In the technical meetups I've been part of in NYC, I've been noticing a demographics shift from them being practically all-male (e.g. 1-2 women in a group of 120) to them starting to have a little bit of gender-diversity (10-15 women in a similar size group). This is a good thing, and I've seen it across several groups. I don't think the content of the groups themselves has changed much to allow this; the groups are racially diverse and have been for a long time (plenty of Indians and Orientals and a fair number of Blacks), but race and gender don't come up as topics either in official content or informal side-channels (and not that I mind most forms of erasure even as I notice it, but that doesn't seem to happen for any category I'm aware of).
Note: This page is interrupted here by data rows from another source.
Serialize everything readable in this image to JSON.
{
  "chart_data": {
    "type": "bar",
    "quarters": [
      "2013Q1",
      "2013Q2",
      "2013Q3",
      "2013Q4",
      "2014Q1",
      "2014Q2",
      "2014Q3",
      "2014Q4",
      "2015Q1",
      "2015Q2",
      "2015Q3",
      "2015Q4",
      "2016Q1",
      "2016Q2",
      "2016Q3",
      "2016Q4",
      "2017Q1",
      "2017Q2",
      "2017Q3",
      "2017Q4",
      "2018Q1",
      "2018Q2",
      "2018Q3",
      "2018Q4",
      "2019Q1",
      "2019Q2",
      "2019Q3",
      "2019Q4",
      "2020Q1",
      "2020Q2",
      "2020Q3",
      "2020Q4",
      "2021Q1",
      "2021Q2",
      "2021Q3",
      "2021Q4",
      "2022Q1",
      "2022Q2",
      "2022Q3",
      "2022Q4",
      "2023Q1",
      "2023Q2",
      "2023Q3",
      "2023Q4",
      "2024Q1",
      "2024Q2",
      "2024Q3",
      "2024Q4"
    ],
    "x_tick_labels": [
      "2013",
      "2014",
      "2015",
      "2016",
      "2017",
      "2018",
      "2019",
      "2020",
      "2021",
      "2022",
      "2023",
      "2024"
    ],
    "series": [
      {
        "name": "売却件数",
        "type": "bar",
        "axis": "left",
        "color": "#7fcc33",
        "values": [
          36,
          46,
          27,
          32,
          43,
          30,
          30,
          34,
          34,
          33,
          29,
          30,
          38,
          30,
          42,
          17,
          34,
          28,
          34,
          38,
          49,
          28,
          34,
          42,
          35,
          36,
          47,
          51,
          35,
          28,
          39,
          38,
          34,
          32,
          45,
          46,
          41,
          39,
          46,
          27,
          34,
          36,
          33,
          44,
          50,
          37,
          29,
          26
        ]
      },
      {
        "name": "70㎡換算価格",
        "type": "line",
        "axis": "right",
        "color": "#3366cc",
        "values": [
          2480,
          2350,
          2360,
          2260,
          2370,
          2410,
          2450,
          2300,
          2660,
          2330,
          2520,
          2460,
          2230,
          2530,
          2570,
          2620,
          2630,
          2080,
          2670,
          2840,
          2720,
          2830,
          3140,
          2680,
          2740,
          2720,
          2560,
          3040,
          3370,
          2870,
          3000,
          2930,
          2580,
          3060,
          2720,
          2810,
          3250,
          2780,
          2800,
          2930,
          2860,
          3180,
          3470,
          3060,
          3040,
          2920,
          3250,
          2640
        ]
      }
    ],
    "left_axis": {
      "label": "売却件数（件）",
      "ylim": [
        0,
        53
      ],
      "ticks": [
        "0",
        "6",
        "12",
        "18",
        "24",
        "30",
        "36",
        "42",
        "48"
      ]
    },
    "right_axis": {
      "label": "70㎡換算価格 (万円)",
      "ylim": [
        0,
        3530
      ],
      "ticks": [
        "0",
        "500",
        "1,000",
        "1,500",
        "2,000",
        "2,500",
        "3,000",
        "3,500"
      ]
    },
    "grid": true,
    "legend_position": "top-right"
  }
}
I wonder then why we're seeing this demographics shift, and if we can expect it to shift further. I've heard that Etsy has made particular efforts to bring gender-diversity to its workplace, and while I don't approve of everything it's done (they have a highly obnoxious policy of "you must apologise if someone says they're offended by anything you do", apparently), there's much to be liked in other of their methods and certainly in the result. Maybe other companies are doing the same, perhaps the college-gender-gap's echoes (reportedly women are going into college at higher rates than men and achieving more, nowadays) are making their way into workplaces, perhaps the healthy (and unhealthy) ideas from the various flavours of feminism are having an effect, and perhaps the generational gaps are just smoothly dumping people with past inculturations out of the relevant workplaces and eventually into the grave.
One of the things I like, having briefly chatted with some of the leadership of these groups, is that it's happening without any Tim-Wise-style bullshit. People are just showing up (and hopefully staying) without the need for people to babble about power and privilege. On the rare occasion that people have literally objected to women being in the communities, they've been yelled at, but otherwise it's been a nice, smooth, quiet transition without obnoxious third-wave theory. I'm hoping we keep it that way. This is the kind of feminism that IMO should've won.
It'll be interesting to see if the trend continues, and how.